Building health and wealth in Detroit: Raphael Wright is a born entrepreneur. At the age of 13, he opened an eBay store to sell his own clothing, and since then, he’s published a book about “hustling” and entrepreneurship. So when, at the age of 19, Wright learned he had diabetes and had to dramatically adjust his diet, he wanted to apply his skills to the problem. “I was young but I knew I wasn’t the only one in my community that needed to be empowered around food as it relates to health in the black community,” Wright told the Business@American blog. “So I vowed to do something about it.” On March 13, he launched a GoFundMe for a black-owned grocery store—and eventually a franchise of stores—in Detroit.

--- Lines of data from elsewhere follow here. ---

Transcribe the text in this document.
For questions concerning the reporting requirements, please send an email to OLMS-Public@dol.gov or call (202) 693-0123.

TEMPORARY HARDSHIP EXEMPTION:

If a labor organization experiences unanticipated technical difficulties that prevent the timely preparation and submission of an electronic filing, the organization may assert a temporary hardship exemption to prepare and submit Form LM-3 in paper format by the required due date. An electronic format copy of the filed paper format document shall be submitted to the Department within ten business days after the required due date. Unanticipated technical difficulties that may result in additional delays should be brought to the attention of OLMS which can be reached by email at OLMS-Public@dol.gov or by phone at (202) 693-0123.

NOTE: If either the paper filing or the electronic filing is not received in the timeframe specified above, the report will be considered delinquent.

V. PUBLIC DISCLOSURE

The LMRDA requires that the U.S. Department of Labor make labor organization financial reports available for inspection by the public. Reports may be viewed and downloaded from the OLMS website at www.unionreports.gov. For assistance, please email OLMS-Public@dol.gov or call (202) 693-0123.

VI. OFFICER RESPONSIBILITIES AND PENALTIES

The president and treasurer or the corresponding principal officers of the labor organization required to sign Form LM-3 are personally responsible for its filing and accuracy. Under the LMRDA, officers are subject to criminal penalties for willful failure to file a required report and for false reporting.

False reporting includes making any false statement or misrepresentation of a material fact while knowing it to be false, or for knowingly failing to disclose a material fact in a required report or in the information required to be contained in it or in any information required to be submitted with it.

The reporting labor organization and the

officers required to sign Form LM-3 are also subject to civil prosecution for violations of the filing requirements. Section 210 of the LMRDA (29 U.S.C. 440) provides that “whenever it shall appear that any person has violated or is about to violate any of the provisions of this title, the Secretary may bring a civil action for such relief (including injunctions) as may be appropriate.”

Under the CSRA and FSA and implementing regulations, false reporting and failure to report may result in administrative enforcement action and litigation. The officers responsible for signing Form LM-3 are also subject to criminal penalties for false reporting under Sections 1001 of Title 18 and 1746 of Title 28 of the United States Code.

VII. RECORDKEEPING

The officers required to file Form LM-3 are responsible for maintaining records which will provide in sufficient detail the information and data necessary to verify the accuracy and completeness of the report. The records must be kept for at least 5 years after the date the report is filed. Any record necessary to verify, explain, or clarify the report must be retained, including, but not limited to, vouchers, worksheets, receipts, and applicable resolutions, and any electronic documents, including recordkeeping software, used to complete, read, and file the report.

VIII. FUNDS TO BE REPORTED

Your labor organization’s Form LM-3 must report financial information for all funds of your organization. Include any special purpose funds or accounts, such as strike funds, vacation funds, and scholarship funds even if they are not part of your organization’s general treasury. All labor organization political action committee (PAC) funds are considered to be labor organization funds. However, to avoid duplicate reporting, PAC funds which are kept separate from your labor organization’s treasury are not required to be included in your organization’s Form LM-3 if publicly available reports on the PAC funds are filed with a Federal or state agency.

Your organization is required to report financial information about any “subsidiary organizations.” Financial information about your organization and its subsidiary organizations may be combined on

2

So far, Wright has raised more than $30,000, roughly a third of his goal. The problem Wright is tackling is a big one. According to a 2014 report commissioned by the Detroit Food & Fitness Collaborative, Detroit’s residents spend $467 million a year at grocery stores—but roughly $178 million “leaks” out of Detroit, meaning there’s “an excess of demand that the local market can’t satisfy.” And although the relationship isn’t linear, a recent study found that “neighborhoods [in Detroit] with the lowest percentage of blacks tend to have a more favorable ratio of people to food sources compared to neighborhoods with a higher percentage of black residents.” Ultimately, Wright sees this as an opportunity to invest in the local community and develop black-owned wealth in the neighborhood. “We want to invest in our community, to have a place where we can have conversations with our local politicians and that can be a cultural center,” Wright told Next City. “I want my grocery store to be that beacon.”
Investing in Charm City: Graduates of a Baltimore small business program received recognition and a little advice from two seasoned professionals this week. Billionaires Warren Buffett and Michael Bloomberg awarded diplomas to 59 area entrepreneurs, graduates of the inaugural class of the 10,000 Small Businesses program. “Every day, all of you are helping build a strong future for your country, for your city, for the state and the world,” Bloomberg told the graduates at the ceremony in a local theater. The 10,000 Small Businesses program is a partnership between Goldman Sachs and Bloomberg Philanthropies, which was founded by its namesake, the former mayor of New York. It is investing $10 million in the city to help local entrepreneurs create jobs and economic opportunity. In total, the nationwide program will invest $500 million in dozens of cities across the country, offering small business owners access to education, financial capital, and business support services. Applications are accepted on a rolling basis.